Small businesses and startups: lengthening the refundable startup credit window to 8 years, replacing the fixed $50,000 cap with an adjustable 'applicable amount,' consolidating the credit (removing quarterly caps), and adding favorable rate/election options and rules that exclude zero‑research years — together these changes increase access to refundable R&D credits and improve cash flow for early
R&D-performing businesses (including startups): restoring immediate expensing of research & experimental costs lets firms deduct R&E in the year paid or incurred, improving near‑term cash flow to reinvest or hire.
Eligible employers and tax administrators: treating the refundable credit as a single consolidated credit and removing quarterly caps simplifies administration and can speed access to refunds for qualifying employers.

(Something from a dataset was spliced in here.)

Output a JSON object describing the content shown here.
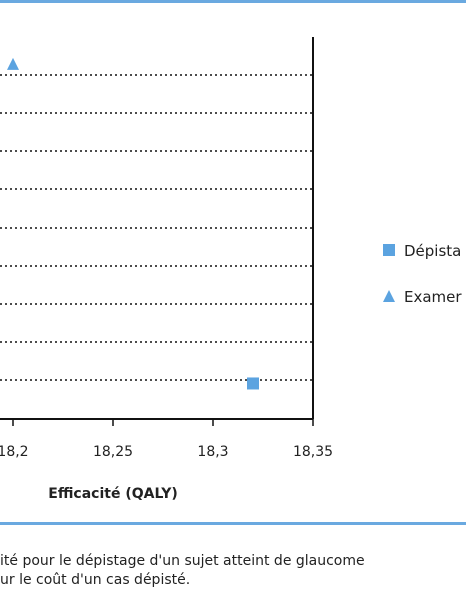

All taxpayers: expanding refundable credits, lowering effective R&D rates for some firms, and allowing immediate expensing will reduce federal tax receipts and could increase budget deficits or create pressure for future tax increases or spending cuts.
Small businesses, employers, and tax practitioners: the bill introduces new elections, complex computations, requirements to track excluded years, and potential IRS approvals to change amortization methods, increasing compliance costs and administrative burden.
Small businesses and payroll processors: removing quarterly caps can produce large immediate refunds that complicate payroll tax accounting and cash‑flow forecasting for employers and their payroll service providers.
Based on analysis of 4 sections of legislative text.
Restores immediate expensing for R&D costs, revises refundable startup R&D credit rules (extend eligibility, change thresholds), and creates lower-rate options for qualified small businesses.
Restores immediate expensing for research and experimental (R&E) costs so businesses can deduct those R&E expenses in the year paid or incurred rather than amortizing them. It also changes how the refundable research credit works for startups and small firms: it extends startup eligibility from 5 to 8 years, modifies gross-receipts tests, replaces several literal $50,000 references with a single "applicable amount" placeholder, and creates a new set of special rules that lower certain credit rates for qualified small businesses while giving an alternate method to compute the credit lookback. The bill updates related tax-code cross references and interaction rules for capitalization, makes most changes effective for specified future taxable years (including a retroactive effective date for the expensing rule back to taxable years starting after Dec. 31, 2021), and alters refundable-credit calculations and elections that affect early-stage and small enterprises.